Forecasting works with your existing pipeline data. No additional setup is required beyond having opportunities with values and stages configured.
Pipeline forecasting overview
Pipeline forecasting calculates expected revenue by combining two data points for each opportunity:- Opportunity value — the dollar amount of the deal
- Stage probability — the likelihood of closing based on the current pipeline stage
Weighted pipeline values
Each pipeline stage has an associated close probability. As opportunities advance through stages, their weighted value increases:| Stage | Probability | Deal value | Weighted value |
|---|---|---|---|
| Qualification | 10% | $50,000 | $5,000 |
| Discovery | 25% | $50,000 | $12,500 |
| Proposal | 50% | $50,000 | $25,000 |
| Negotiation | 75% | $50,000 | $37,500 |
| Closed Won | 100% | $50,000 | $50,000 |
Forecast categories
Beyond stage-based weighting, you can assign a forecast category to each opportunity for manual override:- Commit
- Best case
- Pipeline
- Omitted
Deals the rep is confident will close this period. These should be in late stages with verbal or written agreement. Commit deals form the floor of your revenue forecast.
Revenue prediction
The forecasting dashboard provides three revenue views:Weighted forecast
Total expected revenue based on stage probabilities. This is the most common forecast metric and updates automatically as deals move through stages.
Category forecast
Revenue broken down by forecast category (Commit, Best Case, Pipeline). Gives managers a rep-level view of deal confidence.
Unweighted total
Raw sum of all open opportunity values without probability weighting. Useful for understanding total addressable pipeline but not for revenue planning.
Viewing your forecast
Set the time period
Use the date range selector to choose the forecast period — weekly, monthly, quarterly, or custom range. The forecast shows only opportunities with an expected close date within this window.
Filter by pipeline or rep
Use the filter controls to narrow the view to a specific pipeline, sales rep, or team. This lets managers drill into individual performance.

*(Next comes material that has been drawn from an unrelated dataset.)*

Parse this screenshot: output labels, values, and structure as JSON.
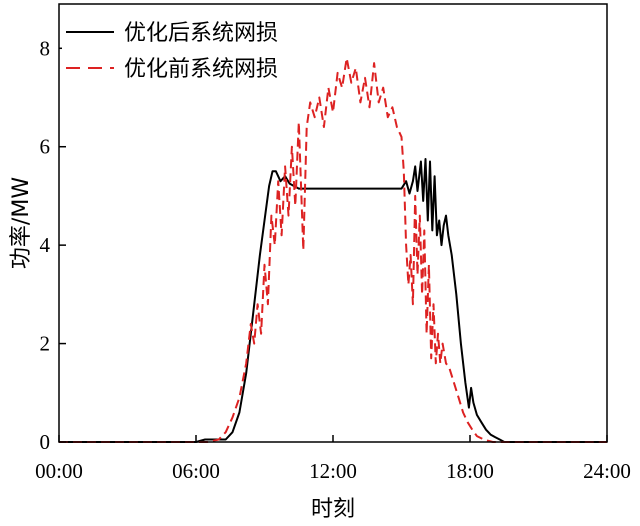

Forecast vs actual comparison
After a period closes, the platform compares your forecast to actual results:| Metric | Description |
|---|---|
| Forecast accuracy | Percentage match between predicted and actual closed revenue |
| Commit accuracy | How often Commit-category deals actually closed |
| Slip rate | Percentage of deals that pushed to a future period |
| Upside wins | Deals that closed but were not in the Commit category |
| Coverage ratio | Total pipeline value divided by quota — indicates whether there is enough pipeline to hit target |
Using forecasting data for decision-making
Forecasting is not just a reporting exercise. Use the data to drive action:Identify pipeline gaps early
Identify pipeline gaps early
If the weighted forecast is below target with two weeks left in the quarter, you need to generate more pipeline or accelerate existing deals. Do not wait until the period closes to react.
Coach reps on forecast discipline
Coach reps on forecast discipline
Compare each rep’s Commit accuracy over time. Reps who consistently over-commit need coaching on realistic deal assessment. Reps who under-commit may be sandbagging.
Prioritize high-probability deals
Prioritize high-probability deals
Sort opportunities by weighted value to see which deals will have the biggest revenue impact if they close. Focus team energy on moving these deals forward.
Plan resource allocation
Plan resource allocation
Use the category forecast to anticipate workload. If a large number of Best Case deals are expected to close next month, ensure your onboarding and delivery teams are prepared.
Set realistic quotas
Set realistic quotas
Use historical forecast accuracy and coverage ratios to set quotas that are ambitious but achievable. Quotas disconnected from pipeline reality damage team morale.